Un archivo de familia

Respecto al volumen del ego de los actores y teatreros en general se ha escrito largo y tendido, pero para despejar las dudas Emilio Goyanes ha decidido celebrar sus treinta y cinco años de trayectoria con un espectáculo en el que se tira él solito una hora y cincuenta minutos hablando exclusivamente de sí mismo. Y entiéndase ese sí mismo como el conjunto de personas que lo habitan, pues uno de los primeros argumentos del montaje es que uno no puede reconocer(se) fuera de las personas que han dejado huella en nosotros. Si para Kafka todo hombre tiene una habitación dentro, Goyanes nos abre la puerta de la suya, con todas sus luces y sus sombras, su desorden y sus hallazgos, su tormenta y sus consuelos. De modo que, por una vez, el director de Lavíebel ha decidido hacer de bululú y contar al respetable la historia de sus abuelos, de sus padres, de sus hijas, de su compañía, de todos con los que ha compartido el milagro de estar vivo y, por tanto, en la misma medida, de ese tal Emilio Goyanes al que llevamos décadas admirando. Semejante desnudo no constituye una extravagancia, ni mucho menos, dentro del teatro de Lavíebel: si algo comparten como rasgo común los montajes que en su seno ha alumbrado Goyanes es la confluencia de la memoria personal con la memoria histórica, digamos colectiva, a modo de caudales necesariamente confluyentes. Y justo eso tenemos aquí: el relato de un país armado en un archivo familiar, sonoro y fotográfico, que Goyanes nos saca para que lo veamos, como si estuviéramos en la mesa camilla de su salón.

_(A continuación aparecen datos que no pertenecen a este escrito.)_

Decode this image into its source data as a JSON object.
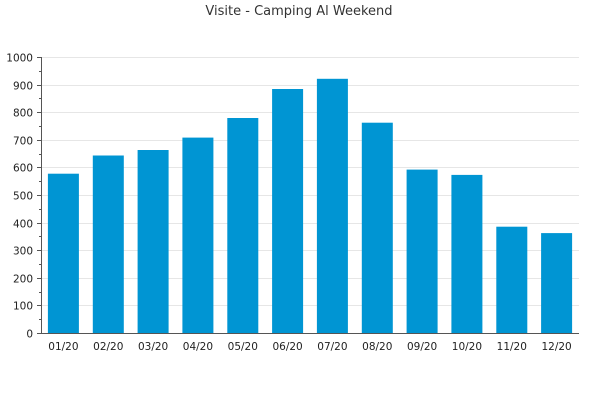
{
  "chart_data": {
    "type": "bar",
    "title": "Visite - Camping Al Weekend",
    "xlabel": "",
    "ylabel": "",
    "categories": [
      "01/20",
      "02/20",
      "03/20",
      "04/20",
      "05/20",
      "06/20",
      "07/20",
      "08/20",
      "09/20",
      "10/20",
      "11/20",
      "12/20"
    ],
    "values": [
      577,
      643,
      663,
      708,
      779,
      884,
      921,
      762,
      592,
      573,
      385,
      362
    ],
    "ylim": [
      0,
      1000
    ],
    "yticks": [
      0,
      100,
      200,
      300,
      400,
      500,
      600,
      700,
      800,
      900,
      1000
    ],
    "grid": true,
    "legend": "none",
    "bar_color": "#0095d3"
  }
}
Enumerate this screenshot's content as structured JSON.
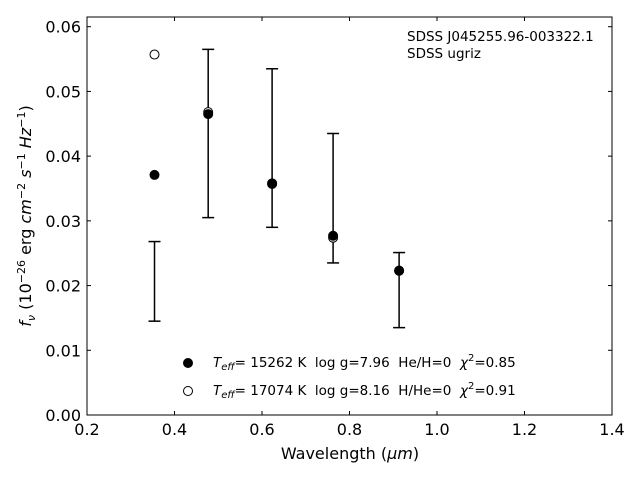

En su formato de presunto diálogo con el público (el bululú aprovecha cualquier mínima reacción para interpelar a los presentes), Carpe Diem hace gala de un generoso repertorio de recursos interpretativos, del clown al music-hall pasando por el drama ad hoc, que se enriquece especialmente en la interacción con las proyecciones que dotan de rango épico a aquel álbum de fotos. La certeza de que al final uno mismo es un misterio a resolver y a conquistar queda latente en cada envite, así como la (con)fusión entre experiencia y teatro. Con las máscaras justas.